1. (a)
    ask. karartmak, (hava hücumlarından korunmak için) ışıkları söndürmek/örtmek, (b) bayılmak.

    He blacked out at the sight of blood: Kan görür görmez bayıldı. (c) belleğini yitirmek, hafızasını kaybetmek, belirli bir olayı/kimseyi hiç hatırlayamamak.
    When it came to his war experiences, he blacked out completely: Harpte başına gelenlerin hiçbirini hatırlayamadı. (d)
    tiy. sahneyi karartmak, ışıkların hepsini söndürmek, (e) faaliyetini durdurmak/kesmek.
    black out the radio broadcasts from the U.S.: ABD'den yapılan radyo yayınlarını kesmek.
karartma, hava hücumundan korunmak için bütün ışıkları söndürme/maskeleme. İsim
sahne ışıklarını söndürme. İsim, Tiyatro
bayılma, baygınlık (bilhassa havacılıkta).

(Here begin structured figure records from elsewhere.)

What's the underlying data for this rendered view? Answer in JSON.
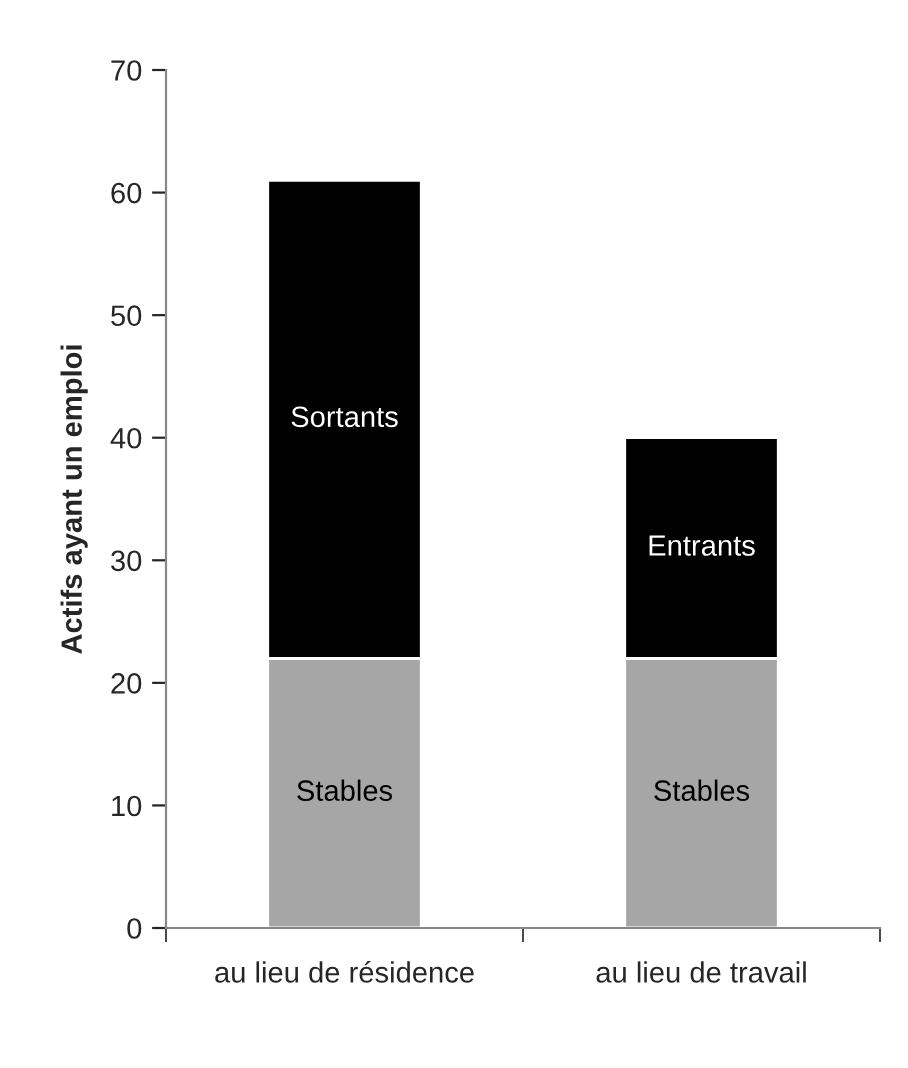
{
  "chart_data": {
    "type": "bar",
    "stacked": true,
    "ylabel": "Actifs ayant un emploi",
    "categories": [
      "au lieu de résidence",
      "au lieu de travail"
    ],
    "series": [
      {
        "color": "#a6a6a6",
        "values": [
          22,
          22
        ],
        "value_labels": [
          "Stables",
          "Stables"
        ]
      },
      {
        "color": "#000000",
        "values": [
          39,
          18
        ],
        "value_labels": [
          "Sortants",
          "Entrants"
        ]
      }
    ],
    "ylim": [
      0,
      70
    ],
    "yticks": [
      0,
      10,
      20,
      30,
      40,
      50,
      60,
      70
    ],
    "grid": false
  }
}
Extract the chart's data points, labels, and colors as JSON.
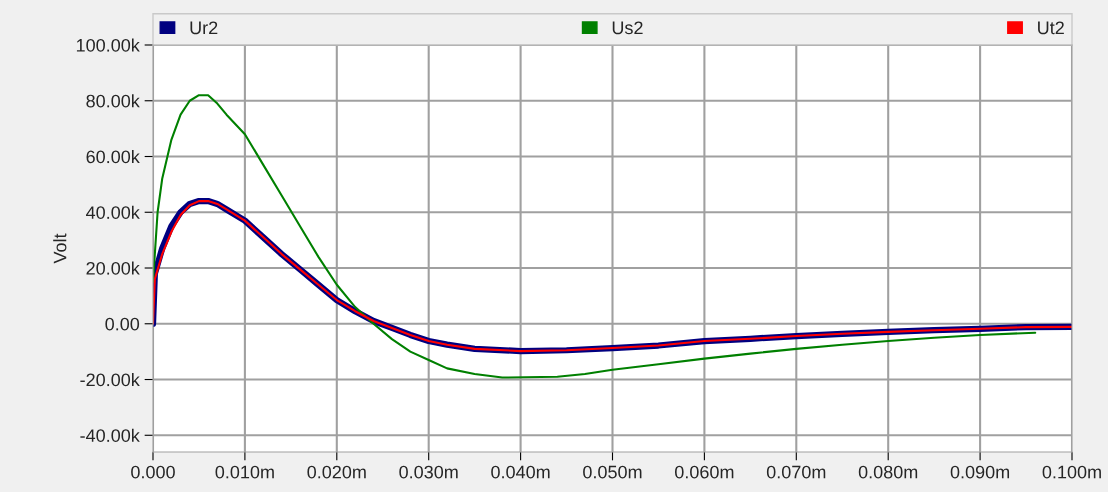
{
  "chart_data": {
    "type": "line",
    "ylabel": "Volt",
    "xlim": [
      0,
      0.1
    ],
    "ylim": [
      -46000,
      100000
    ],
    "xticks": [
      {
        "value": 0,
        "label": "0.000"
      },
      {
        "value": 0.01,
        "label": "0.010m"
      },
      {
        "value": 0.02,
        "label": "0.020m"
      },
      {
        "value": 0.03,
        "label": "0.030m"
      },
      {
        "value": 0.04,
        "label": "0.040m"
      },
      {
        "value": 0.05,
        "label": "0.050m"
      },
      {
        "value": 0.06,
        "label": "0.060m"
      },
      {
        "value": 0.07,
        "label": "0.070m"
      },
      {
        "value": 0.08,
        "label": "0.080m"
      },
      {
        "value": 0.09,
        "label": "0.090m"
      },
      {
        "value": 0.1,
        "label": "0.100m"
      }
    ],
    "yticks": [
      {
        "value": -40000,
        "label": "-40.00k"
      },
      {
        "value": -20000,
        "label": "-20.00k"
      },
      {
        "value": 0,
        "label": "0.00"
      },
      {
        "value": 20000,
        "label": "20.00k"
      },
      {
        "value": 40000,
        "label": "40.00k"
      },
      {
        "value": 60000,
        "label": "60.00k"
      },
      {
        "value": 80000,
        "label": "80.00k"
      },
      {
        "value": 100000,
        "label": "100.00k"
      }
    ],
    "grid": true,
    "legend": "top",
    "series": [
      {
        "name": "Ur2",
        "color": "#000080",
        "x": [
          0,
          0.0002,
          0.001,
          0.002,
          0.003,
          0.004,
          0.005,
          0.006,
          0.007,
          0.008,
          0.01,
          0.012,
          0.014,
          0.016,
          0.018,
          0.02,
          0.022,
          0.024,
          0.026,
          0.028,
          0.03,
          0.032,
          0.035,
          0.04,
          0.045,
          0.05,
          0.055,
          0.06,
          0.065,
          0.07,
          0.075,
          0.08,
          0.085,
          0.09,
          0.095,
          0.1
        ],
        "values": [
          0,
          18000,
          27000,
          35000,
          40000,
          43000,
          44000,
          44000,
          43000,
          41000,
          37000,
          31000,
          25000,
          19500,
          14000,
          8500,
          4500,
          1000,
          -1500,
          -4000,
          -6200,
          -7500,
          -9000,
          -9800,
          -9500,
          -8700,
          -7800,
          -6200,
          -5400,
          -4400,
          -3600,
          -2900,
          -2300,
          -1800,
          -1200,
          -1100
        ]
      },
      {
        "name": "Us2",
        "color": "#008000",
        "x": [
          0,
          0.0005,
          0.001,
          0.002,
          0.003,
          0.004,
          0.005,
          0.006,
          0.007,
          0.008,
          0.01,
          0.012,
          0.014,
          0.016,
          0.018,
          0.02,
          0.022,
          0.024,
          0.026,
          0.028,
          0.03,
          0.032,
          0.035,
          0.038,
          0.044,
          0.047,
          0.05,
          0.055,
          0.06,
          0.065,
          0.07,
          0.075,
          0.08,
          0.085,
          0.09,
          0.096
        ],
        "values": [
          15000,
          40000,
          52000,
          66000,
          75000,
          80000,
          82000,
          82000,
          79000,
          75000,
          68000,
          57000,
          46000,
          35000,
          24000,
          14000,
          6000,
          0,
          -5500,
          -10000,
          -13000,
          -16000,
          -18000,
          -19300,
          -19000,
          -18000,
          -16500,
          -14500,
          -12500,
          -10700,
          -9000,
          -7500,
          -6200,
          -5000,
          -4000,
          -3200
        ]
      },
      {
        "name": "Ut2",
        "color": "#ff0000",
        "x": [
          0,
          0.0002,
          0.001,
          0.002,
          0.003,
          0.004,
          0.005,
          0.006,
          0.007,
          0.008,
          0.01,
          0.012,
          0.014,
          0.016,
          0.018,
          0.02,
          0.022,
          0.024,
          0.026,
          0.028,
          0.03,
          0.032,
          0.035,
          0.04,
          0.045,
          0.05,
          0.055,
          0.06,
          0.065,
          0.07,
          0.075,
          0.08,
          0.085,
          0.09,
          0.095,
          0.1
        ],
        "values": [
          0,
          16000,
          25000,
          33000,
          39000,
          42500,
          44000,
          44000,
          43000,
          41000,
          37000,
          31000,
          25000,
          19500,
          14000,
          8500,
          4500,
          1000,
          -1500,
          -4000,
          -6200,
          -7500,
          -9000,
          -9800,
          -9500,
          -8700,
          -7800,
          -6200,
          -5400,
          -4400,
          -3600,
          -2900,
          -2300,
          -1800,
          -1200,
          -1100
        ]
      }
    ]
  }
}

He suffered a blackout from a sudden dive. İsim
bellek yitimi, hafıza kaybı, tüm unutma. İsim
haberleşmenin tamamen kesilmesi (grev, doğal âfet vb. nedeniyle).
a newspaper blackout: gazete
yayınının durması.
a radio blackout: bütün radyoların susması/yayına son vermesi.